Another bacterial infection which can be shed in infected birds’ faeces and be transmitted to humans. Symptoms are usually related to the gastrointestinal tract, such as diarrhoea.
Avian influenza or bird flu has seen a large increase in infections in the UK within the last 12 months. However, this is mostly within the wild bird population, with outbreaks seen in farmed species such as chickens. There is a theoretical risk if your pet bird has contact with the wild population, such as time outside in an open enclosure which would allow contact with wild bird droppings. However the risks to human health from indoor pet birds is very minimal from avian influenza.
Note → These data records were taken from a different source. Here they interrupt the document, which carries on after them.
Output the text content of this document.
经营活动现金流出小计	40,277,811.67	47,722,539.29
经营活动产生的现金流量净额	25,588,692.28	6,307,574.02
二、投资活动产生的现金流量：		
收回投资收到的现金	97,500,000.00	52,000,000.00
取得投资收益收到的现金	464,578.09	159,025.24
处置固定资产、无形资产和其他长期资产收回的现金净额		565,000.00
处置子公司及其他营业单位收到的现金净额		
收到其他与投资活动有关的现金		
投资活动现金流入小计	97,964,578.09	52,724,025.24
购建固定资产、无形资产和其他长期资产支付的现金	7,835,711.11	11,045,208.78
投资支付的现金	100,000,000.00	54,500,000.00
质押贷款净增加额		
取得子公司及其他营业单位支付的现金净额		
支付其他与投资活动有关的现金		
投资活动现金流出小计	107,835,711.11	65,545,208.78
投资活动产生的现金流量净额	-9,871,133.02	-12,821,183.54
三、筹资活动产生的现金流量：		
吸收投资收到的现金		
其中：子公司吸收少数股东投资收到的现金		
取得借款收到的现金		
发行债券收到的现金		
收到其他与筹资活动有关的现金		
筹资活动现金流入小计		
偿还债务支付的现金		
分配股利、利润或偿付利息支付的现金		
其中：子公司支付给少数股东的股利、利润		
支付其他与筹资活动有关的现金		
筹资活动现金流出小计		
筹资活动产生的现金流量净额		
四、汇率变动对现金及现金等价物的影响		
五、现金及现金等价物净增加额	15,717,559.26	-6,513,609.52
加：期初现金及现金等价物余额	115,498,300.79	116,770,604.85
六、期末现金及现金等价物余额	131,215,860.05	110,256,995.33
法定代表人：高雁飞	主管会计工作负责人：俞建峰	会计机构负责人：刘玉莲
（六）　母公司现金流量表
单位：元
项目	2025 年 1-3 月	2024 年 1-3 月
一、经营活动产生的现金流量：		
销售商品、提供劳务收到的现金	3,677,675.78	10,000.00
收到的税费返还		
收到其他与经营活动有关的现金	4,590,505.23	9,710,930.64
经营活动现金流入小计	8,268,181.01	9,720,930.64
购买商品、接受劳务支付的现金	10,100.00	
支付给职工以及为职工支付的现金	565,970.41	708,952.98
This gives a few examples of infections which could in theory pose a zoonotic risk. However keep in mind this is unlikely, and in most cases it is possible to reduce that risk even further.
How can I minimise the risk of contracting an illness from my bird?
The risks are relatively small, especially if you acquire your pet from a reliable source. This is because it will have come from low-risk disease stock. In some cases the breeding stock will have been tested to rule out infections. Unfortunately, there is still an illegal trade in pet birds – particularly parrots. This means that birds can find their way to the UK pet market from either wild capture or poor breeding. It is always wise to investigate the origin of your pet bird and ask questions about any health tests that might have been carried out.
Always seek veterinary attention for your bird if it seems in ill health. If your bird has an infection prompt veterinary care may reduce the likelihood of transmission to you should it be a zoonotic infection.
Good hygiene is imperative at all times. But is especially important for those with weakened immune systems or the old or very young. It is not wise to kiss your pet bird or share food or cups. It might seem funny if your parrot sneaks a drink from your glass, but it does introduce a degree of risk.
Cleaning out your pet bird’s cage or enclosure should be done frequently to prevent the build up of faeces. It is best to do this in a well-ventilated area to avoid inhalation of particles. A mask could be worn to reduce the risk further. Always use a pet safe disinfectant to clean the cage thoroughly. And wash hands well after finishing the cleaning and after contact with your bird.